On Fri, 2008-12-05 at 17:20 -0500, Kevin Bralten wrote:
> Your machine will only show up when it's returned under one of the 
> *.pool.ntp.org zones. Only 5 servers are returned per query (this is how 
> the pool's load balancing works), giving only 240 someodd IPv4 results 
> after querying every zone. Eventually, it will (in theory) query every 
> host in the pool.

I admit i haven't read thoroughly your logic; i've naturally presumed 
that noone will share results just after a single iteration ;)

> > Actually it may be much worse - i've noticed the problem on freshly
> > installed IPv6 capable freebsd without configured ipv6 link. Trying
> > to ntpdate my ntp server i've noticed ntpdate was satisfied with 
> > AAAA record, but it couldn't connect. No fall back for ipv4 (!)
> See 
> http://unix.derkeiler.com/Mailing-Lists/FreeBSD/current/2004-02/0486.html 
> for the required changes to prefer A records. That is still strange though.

Well, mine problem was not a problem at all :)

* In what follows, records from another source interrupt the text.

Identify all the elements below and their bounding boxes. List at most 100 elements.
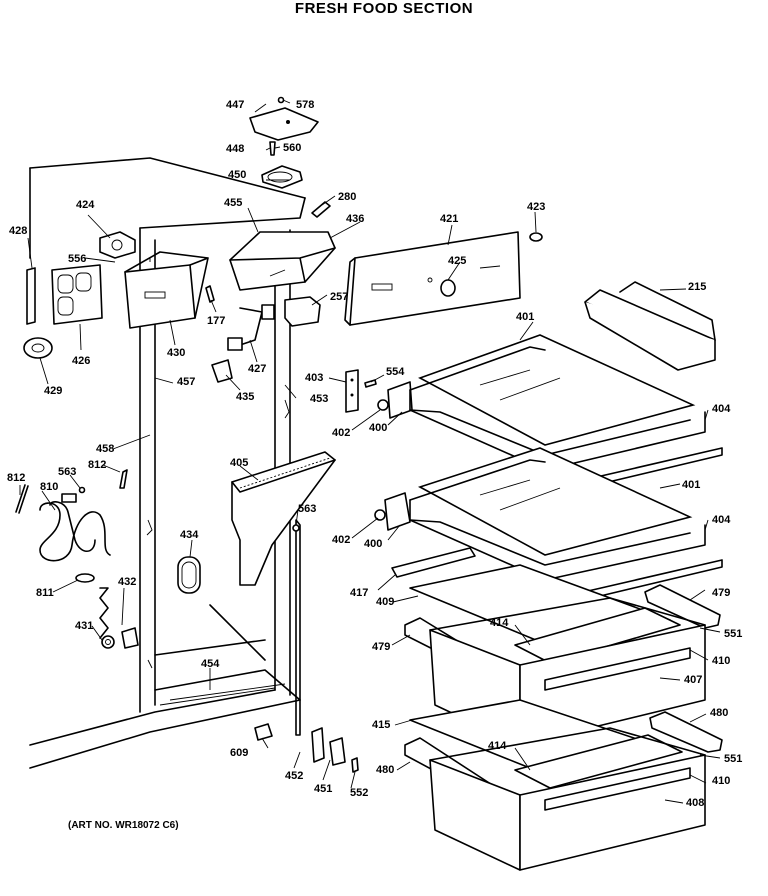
callout-479-right: 479: [712, 587, 730, 599]
screw-812-right: [119, 469, 128, 489]
leader-lines: [19, 99, 721, 804]
support-400-lower: [384, 492, 411, 531]
cover-frame-414-lower: [514, 734, 683, 789]
callout-450: 450: [228, 169, 246, 181]
control-panel-421: [344, 231, 521, 326]
callout-447: 447: [226, 99, 244, 111]
damper-cover-447: [249, 107, 319, 141]
callout-457: 457: [177, 376, 195, 388]
bracket-609: [254, 723, 273, 741]
callout-410-upper: 410: [712, 655, 730, 667]
callout-423: 423: [527, 201, 545, 213]
callout-480-right: 480: [710, 707, 728, 719]
callout-563-right: 563: [298, 503, 316, 515]
slide-479-right: [644, 584, 721, 629]
support-402-upper: [377, 399, 389, 411]
callout-554: 554: [386, 366, 405, 378]
damper-448: [261, 165, 303, 189]
callout-811: 811: [36, 587, 54, 599]
cover-frame-414-upper: [514, 607, 681, 664]
callout-448: 448: [226, 143, 244, 155]
plug-432-b: [121, 627, 139, 649]
callout-431: 431: [75, 620, 93, 632]
callout-404-upper: 404: [712, 403, 731, 415]
callout-480-left: 480: [376, 764, 394, 776]
callout-426: 426: [72, 355, 90, 367]
callout-479-left: 479: [372, 641, 390, 653]
screw-578: [277, 96, 285, 104]
screw-554: [364, 379, 377, 388]
callout-424: 424: [76, 199, 95, 211]
duct-405: [231, 451, 336, 586]
callout-551-lower: 551: [724, 753, 742, 765]
callout-404-lower: 404: [712, 514, 731, 526]
callout-454: 454: [201, 658, 220, 670]
callout-405: 405: [230, 457, 248, 469]
plug-423: [529, 232, 543, 242]
callout-435: 435: [236, 391, 254, 403]
slide-403: [345, 369, 359, 413]
pan-408: [429, 727, 706, 871]
callout-436: 436: [346, 213, 364, 225]
callout-labels: 447 578 448 560 450 280 455 436 421 423 …: [7, 99, 742, 809]
callout-417: 417: [350, 587, 368, 599]
light-shield-426: [51, 264, 103, 325]
callout-409: 409: [376, 596, 394, 608]
callout-407: 407: [684, 674, 702, 686]
screw-560: [269, 141, 276, 156]
callout-455: 455: [224, 197, 242, 209]
support-400-upper: [387, 381, 413, 419]
grommet-431: [101, 635, 115, 649]
thermostat-housing-430: [124, 251, 209, 329]
diagram-title: FRESH FOOD SECTION: [294, 0, 474, 17]
callout-812-left: 812: [7, 472, 25, 484]
callout-415: 415: [372, 719, 390, 731]
heater-810: [39, 493, 111, 562]
bracket-428: [26, 267, 36, 325]
cabinet-liner: [29, 157, 306, 769]
art-number: (ART NO. WR18072 C6): [68, 820, 179, 831]
hinge-452: [311, 727, 325, 763]
callout-425: 425: [448, 255, 466, 267]
callout-414-upper: 414: [490, 617, 509, 629]
callout-452: 452: [285, 770, 303, 782]
callout-578: 578: [296, 99, 314, 111]
callout-429: 429: [44, 385, 62, 397]
callout-453: 453: [310, 393, 328, 405]
callout-401-lower: 401: [682, 479, 700, 491]
callout-810: 810: [40, 481, 58, 493]
spring-432: [99, 587, 109, 639]
callout-428: 428: [9, 225, 27, 237]
light-lens-434: [177, 556, 201, 594]
screw-563-right: [292, 524, 300, 532]
harness-427: [227, 304, 275, 351]
callout-400-upper: 400: [369, 422, 387, 434]
callout-430: 430: [167, 347, 185, 359]
callout-408: 408: [686, 797, 704, 809]
callout-402-upper: 402: [332, 427, 350, 439]
fan-housing-436: [229, 231, 336, 291]
screw-563-left: [78, 486, 86, 494]
callout-563-left: 563: [58, 466, 76, 478]
rail-452: [295, 519, 301, 736]
callout-551-upper: 551: [724, 628, 742, 640]
callout-552: 552: [350, 787, 368, 799]
callout-560: 560: [283, 142, 301, 154]
callout-556: 556: [68, 253, 86, 265]
hinge-451: [329, 737, 346, 766]
relay-257: [284, 296, 321, 327]
callout-421: 421: [440, 213, 458, 225]
light-socket-424: [99, 231, 136, 259]
screw-552: [351, 757, 359, 773]
rail-417: [391, 547, 476, 578]
clip-280: [311, 201, 331, 218]
callout-403: 403: [305, 372, 323, 384]
wire-812-left: [15, 484, 29, 514]
callout-812-right: 812: [88, 459, 106, 471]
callout-451: 451: [314, 783, 332, 795]
callout-432: 432: [118, 576, 136, 588]
callout-257: 257: [330, 291, 348, 303]
callout-410-lower: 410: [712, 775, 730, 787]
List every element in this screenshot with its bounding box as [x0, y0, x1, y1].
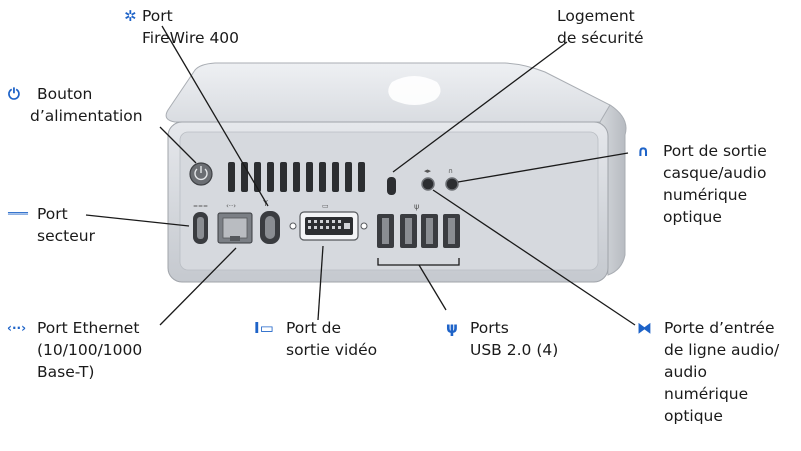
audio-in-port	[421, 177, 435, 191]
usb-ports: ψ	[377, 202, 460, 248]
power-icon: ⏻	[8, 85, 20, 103]
label-ethernet: Port Ethernet (10/100/1000 Base-T)	[37, 319, 143, 381]
usb-icon: ψ	[446, 319, 458, 337]
security-slot	[387, 177, 396, 195]
dvi-port: ▭	[289, 202, 368, 241]
svg-text:ψ: ψ	[414, 202, 419, 211]
label-video-out: Port de sortie vidéo	[286, 319, 378, 359]
label-power-button: Bouton d’alimentation	[30, 85, 143, 125]
svg-text:===: ===	[193, 203, 208, 210]
callout-lines	[85, 25, 636, 326]
svg-text:‹··›: ‹··›	[226, 202, 236, 210]
svg-text:◂▸: ◂▸	[424, 167, 432, 175]
usb-bracket	[377, 258, 460, 266]
headphone-port	[445, 177, 459, 191]
apple-logo	[388, 76, 441, 105]
power-button	[189, 162, 213, 186]
svg-text:Y: Y	[262, 199, 268, 208]
firewire-icon: ✲	[124, 7, 137, 25]
label-audio-in: Porte d’entrée de ligne audio/ audio num…	[664, 319, 780, 425]
audio-in-icon: ⧓	[637, 319, 652, 337]
label-headphone-port: Port de sortie casque/audio numérique op…	[663, 142, 767, 226]
label-dc-in: Port secteur	[37, 205, 95, 245]
case-inner-panel	[179, 131, 599, 271]
svg-text:▭: ▭	[322, 202, 329, 210]
headphone-icon: ∩	[637, 142, 650, 160]
label-usb: Ports USB 2.0 (4)	[470, 319, 559, 359]
video-out-icon: I▭	[254, 319, 274, 337]
dc-power-icon: ═══	[8, 207, 28, 220]
svg-text:∩: ∩	[448, 167, 453, 175]
vents	[228, 162, 365, 192]
ethernet-icon: ‹··›	[7, 321, 27, 335]
label-firewire: Port FireWire 400	[142, 7, 240, 47]
label-security-slot: Logement de sécurité	[557, 7, 644, 47]
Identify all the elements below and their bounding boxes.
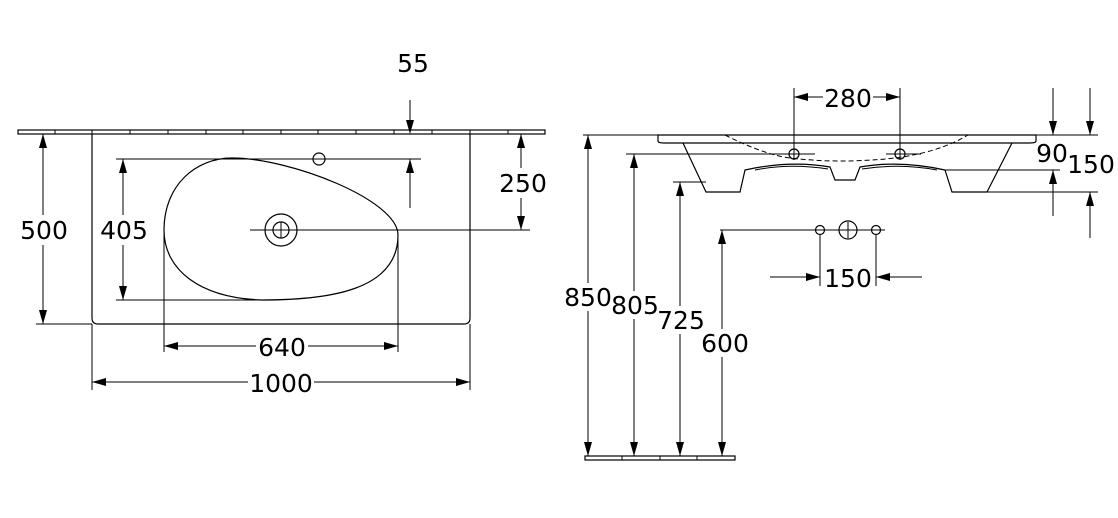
- dim-label-1000: 1000: [249, 369, 313, 398]
- top-view: 55 250 500 405: [17, 49, 548, 398]
- dim-label-150-vertical: 150: [1067, 150, 1115, 179]
- countertop-strip: [17, 129, 546, 135]
- dim-640: 640: [164, 333, 398, 362]
- dim-label-850: 850: [564, 283, 612, 312]
- dim-label-405: 405: [100, 216, 148, 245]
- dim-150-vertical: 150: [1067, 88, 1115, 238]
- dim-label-90: 90: [1036, 139, 1068, 168]
- dim-label-55: 55: [397, 49, 429, 78]
- dim-600: 600: [701, 230, 749, 456]
- dim-label-280: 280: [824, 84, 872, 113]
- dim-label-805: 805: [611, 291, 659, 320]
- dim-850: 850: [564, 135, 612, 456]
- dim-label-150-horizontal: 150: [824, 264, 872, 293]
- dim-label-250: 250: [499, 169, 547, 198]
- dim-500: 500: [20, 134, 68, 324]
- dim-label-600: 600: [701, 329, 749, 358]
- dim-55: 55: [397, 49, 429, 208]
- dim-150-horizontal: 150: [770, 264, 922, 293]
- side-view: 280 90 150: [564, 84, 1115, 461]
- dim-label-725: 725: [657, 306, 705, 335]
- dim-label-500: 500: [20, 216, 68, 245]
- dim-725: 725: [657, 182, 705, 456]
- dim-1000: 1000: [92, 369, 470, 398]
- basin-profile: [657, 134, 1037, 193]
- dim-805: 805: [611, 154, 659, 456]
- dim-250: 250: [498, 134, 548, 230]
- basin-outline: [91, 134, 471, 325]
- bowl-outline: [163, 157, 399, 301]
- floor-strip: [584, 455, 736, 461]
- dim-405: 405: [100, 159, 148, 300]
- dim-280: 280: [794, 84, 900, 113]
- dim-label-640: 640: [258, 333, 306, 362]
- dim-90: 90: [1036, 88, 1068, 216]
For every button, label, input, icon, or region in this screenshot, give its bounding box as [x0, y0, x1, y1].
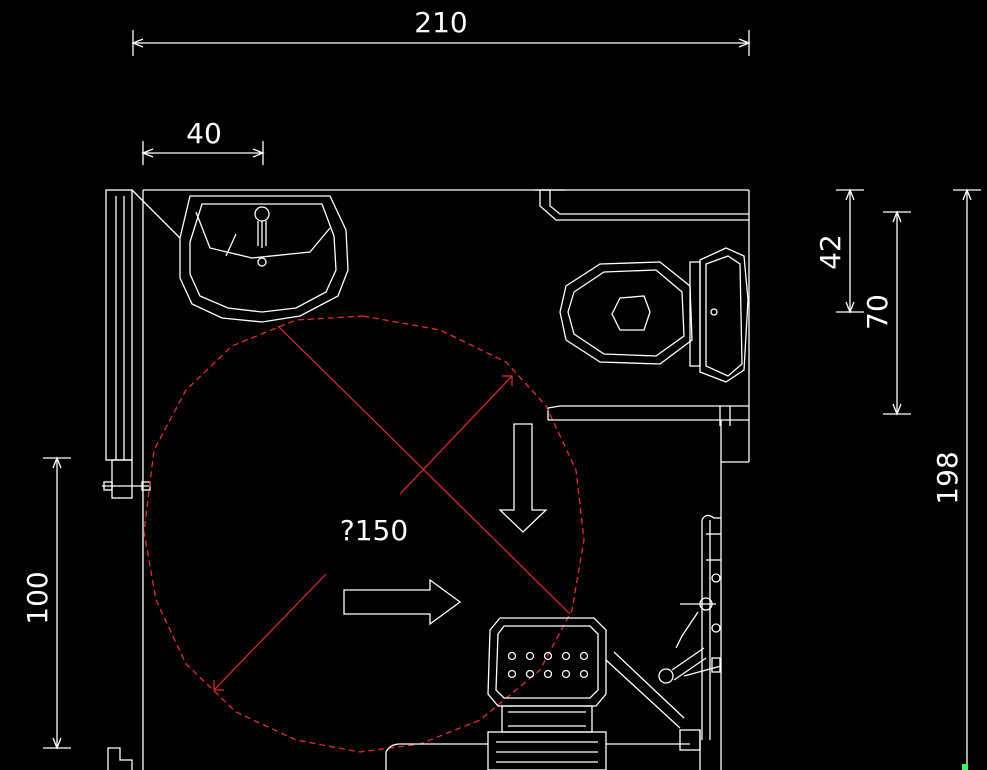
dimension-toilet-offset: 42 — [814, 188, 864, 314]
dimension-door-width: 100 — [21, 456, 71, 750]
dimension-label-100: 100 — [21, 571, 54, 624]
arrow-right-icon — [343, 578, 462, 626]
dimension-label-42: 42 — [814, 234, 847, 270]
toilet-icon — [559, 247, 749, 383]
room-walls — [142, 189, 750, 770]
dimension-label-40: 40 — [186, 117, 222, 150]
turning-circle: ?150 — [143, 315, 585, 753]
dimension-total-width: 210 — [131, 6, 751, 56]
dimension-label-70: 70 — [861, 294, 894, 330]
sink-icon — [179, 195, 349, 323]
dimension-label-210: 210 — [414, 6, 467, 39]
corner-marker — [962, 764, 968, 770]
grab-bar-top — [534, 189, 749, 221]
dimension-label-198: 198 — [931, 451, 964, 504]
dimension-toilet-depth: 70 — [861, 210, 911, 416]
grab-bar-mid — [547, 405, 749, 426]
shower-fixtures — [385, 514, 722, 770]
turning-circle-label: ?150 — [340, 514, 408, 547]
door-frame — [102, 189, 181, 770]
arrow-down-icon — [498, 423, 548, 533]
dimension-total-depth: 198 — [931, 188, 981, 770]
seat-holes — [507, 651, 589, 679]
shower-seat-icon — [487, 617, 685, 770]
dimension-sink-width: 40 — [141, 117, 265, 165]
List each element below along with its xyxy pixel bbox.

The problem is - how many modern user desktops will behave the same way?
Isn't IPv6 turned on in Vista by default? I believe it is. Isn't it
asking for AAAA (before A)? How will it behave when there will be AAAA
response and IPv6 connectivity won't be functioning? Will it effectively
be unable to use the service?

Shouldn't the system architects be awared of such behaviour and foresee
impact of publishing AAAA records for service names already used in
production? Of course.

-- 
Miroslaw "Psyborg" Jaworski
GCS/IT d- s+:+ a C++$ UBI++++$ P+++$ L- E--- W++(+++)$ N++ o+ K- w-- O-
M- V- PS+ PE++ Y+ PGP t 5? X+ R++ !tv b++(+++) DI++ D+ G e* h++ r+++ y?